Why The Cedi’s Appreciation Is Good For Ghana’s Public Debt
The local currency battle against the US dollar has always been one-sided – with the local currency's struggles well documented.
It is almost certain that any news report on the cedi has always focused on how much of its value it has lost against the US dollar, occasionally interspersed with bouts of positive performance.
Although the cedi in 2019 lost nearly 13 percent of its value against the US dollar, the performance blights the fact that in the last two weeks of the year, the cedi actually made some gains.
That resurgence continued well into the new year 2020, and the local currency has continued its rare dominance over the US greenback. Bloomberg, which tracks more than 140 currencies worldwide, on Monday, February 3, 2020, reported that the cedi's performance against the dollar is the best when compared to any other currency.
According to Bloomberg, the cedi has appreciated by 3.4 percent. But exactly what does this mean for businesses, individuals or the economy as a whole?.
To start with, a depreciation of the cedi is always bad news for the economy especially the public debt. The Bank of Ghana's latest debt figures shows that the total public debt stands at US$39 billion out of which the external component is US$20.3 billion (made up of loans, bonds and other commitment borrowed in dollars and must be paid in same).
Whenever the government has to service any part of the external debt, it would have to source dollars at the prevailing rate to service the debt.
For instance, in 2015 when Ghana went in US$1 billion Eurobond at a coupon rate of 10.75 percent with a maturity of 15 years, in layman's terms, it meant that the government would have to pay the cedi equivalent of US$107.5 million every year to service the bond.
Back then the cedi's exchange rate was about GHS3.78 to a dollar – meaning that particular bond would cost in cedi terms GHS406.35 million all things being equal. But today, that same amount dollar amount would cost government GHS581.76 million – a difference of GHS175.41 million.
The recent economic data published by the Bank of Ghana showed that the country's total public debt, when measured in USD, dropped from US$39.4 billion in October 2019 to US$39 billion in November 2019.
However, because the local currency weakened during that particular period, the cedi equivalent went up from GHS210.5 billion to GHS214.9 billion.
Putting the cedi's rise into perspective
Given that the cedi has appreciated by about 3 percent against the dollar since the start of the year 2020, it would mean that, if the external component of the debt remains at US$20.3 billion (GHS112.33 billion) at the end of 2019 as at Monday, February 3, that same figure will now be worth GHS109.86 billion at an exchange of GHS5.41 to the dollar.

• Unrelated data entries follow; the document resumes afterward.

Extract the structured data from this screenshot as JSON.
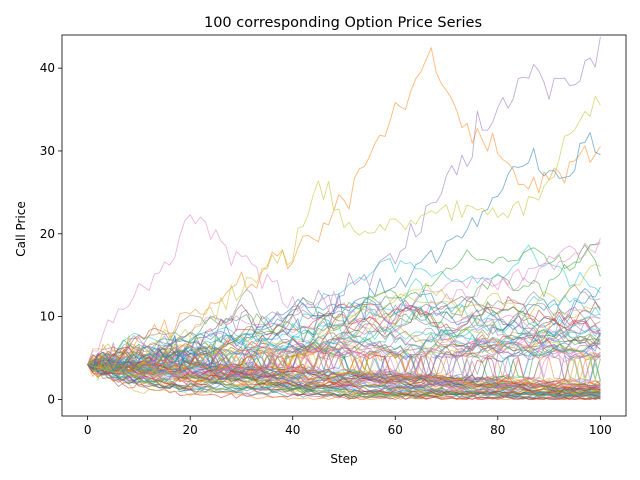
{
  "chart_data": {
    "type": "line",
    "title": "100 corresponding Option Price Series",
    "xlabel": "Step",
    "ylabel": "Call Price",
    "xlim": [
      -5,
      105
    ],
    "ylim": [
      -2,
      44
    ],
    "xticks": [
      0,
      20,
      40,
      60,
      80,
      100
    ],
    "yticks": [
      0,
      10,
      20,
      30,
      40
    ],
    "grid": false,
    "legend": "none",
    "series_count": 100,
    "steps": 101,
    "start_value": 4.2,
    "colors": [
      "#1f77b4",
      "#ff7f0e",
      "#2ca02c",
      "#d62728",
      "#9467bd",
      "#8c564b",
      "#e377c2",
      "#7f7f7f",
      "#bcbd22",
      "#17becf"
    ],
    "highlighted_series": [
      {
        "color": "#ff7f0e",
        "x": [
          0,
          5,
          10,
          15,
          20,
          25,
          30,
          35,
          40,
          45,
          50,
          55,
          60,
          63,
          65,
          67,
          70,
          73,
          75,
          78,
          80,
          85,
          90,
          95,
          100
        ],
        "values": [
          4.2,
          5.5,
          7,
          8.5,
          10,
          12,
          14,
          16,
          18,
          20,
          24,
          30,
          34,
          37,
          39,
          41,
          38,
          33,
          32,
          31,
          30,
          26,
          27,
          28,
          30
        ]
      },
      {
        "color": "#9467bd",
        "x": [
          0,
          10,
          20,
          30,
          40,
          50,
          60,
          65,
          70,
          75,
          80,
          85,
          88,
          90,
          92,
          95,
          98,
          100
        ],
        "values": [
          4.2,
          5,
          7,
          9,
          11,
          13,
          17,
          21,
          26,
          31,
          34,
          38,
          40,
          37,
          39,
          38,
          41,
          42
        ]
      },
      {
        "color": "#bcbd22",
        "x": [
          0,
          10,
          20,
          30,
          40,
          45,
          50,
          55,
          60,
          70,
          80,
          85,
          90,
          95,
          100
        ],
        "values": [
          4.2,
          6,
          9,
          13,
          18,
          25,
          22,
          20,
          21,
          23,
          22,
          24,
          26,
          33,
          36.5
        ]
      },
      {
        "color": "#1f77b4",
        "x": [
          0,
          10,
          20,
          30,
          40,
          50,
          60,
          70,
          80,
          85,
          90,
          95,
          98,
          100
        ],
        "values": [
          4.2,
          5,
          6,
          7,
          8,
          10,
          14,
          18,
          24,
          30,
          27,
          28,
          32.5,
          29
        ]
      },
      {
        "color": "#e377c2",
        "x": [
          0,
          5,
          10,
          15,
          20,
          25,
          30,
          35,
          40,
          50,
          60,
          70,
          80,
          90,
          100
        ],
        "values": [
          4.2,
          10,
          13,
          16,
          22,
          20,
          17,
          14,
          12,
          11,
          10,
          12,
          14,
          16,
          19
        ]
      }
    ]
  }
}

Also, there will be a marginal relief for people servicing dollar loans, but earn their income in cedis. A key example is people who are servicing mortgage loans. At the beginning of the year for instance when a dollar was trading at GHS5.53, a person paying US$1,000 mortgage would have to raise GHS5,530 to meet their commitment.
But given that the dollar rate has now declined to GHS5.41 as of February 3, the US$1,000 mortgage would now cost GHS5,410 – a difference of GHS120. While it may not be a significant amount, it is indeed a better development compared to what has become the norm.
Exporters and other people who earn income in dollars would, however, be reeling under the cedi's new-found strength. Basically, it means that the dollars they earn would now offer them less in terms of cedis.
With the government's issuance of a US$3 billion Eurobond this week, it means that there is likely to be enough dollar supply in the system to meet demand, and this would potentially lead to a stronger dollar.
It is also expected that people who are using the dollar as a store of value will be looking to cut their losses and offload their dollars onto the market, and this will lead to even better performance for the cedi.
Through it all, the question is: How sustainable is this cedi's resurgence? Well, at least the first quarter of 2020 will be good for the cedi. Long-term sustainability is where the FX Developments Committee comes in.
Policy initiatives and other deliberate approaches have to be devised to address the structural imbalance of the economy which makes people seek more dollars to meet import-driven demand.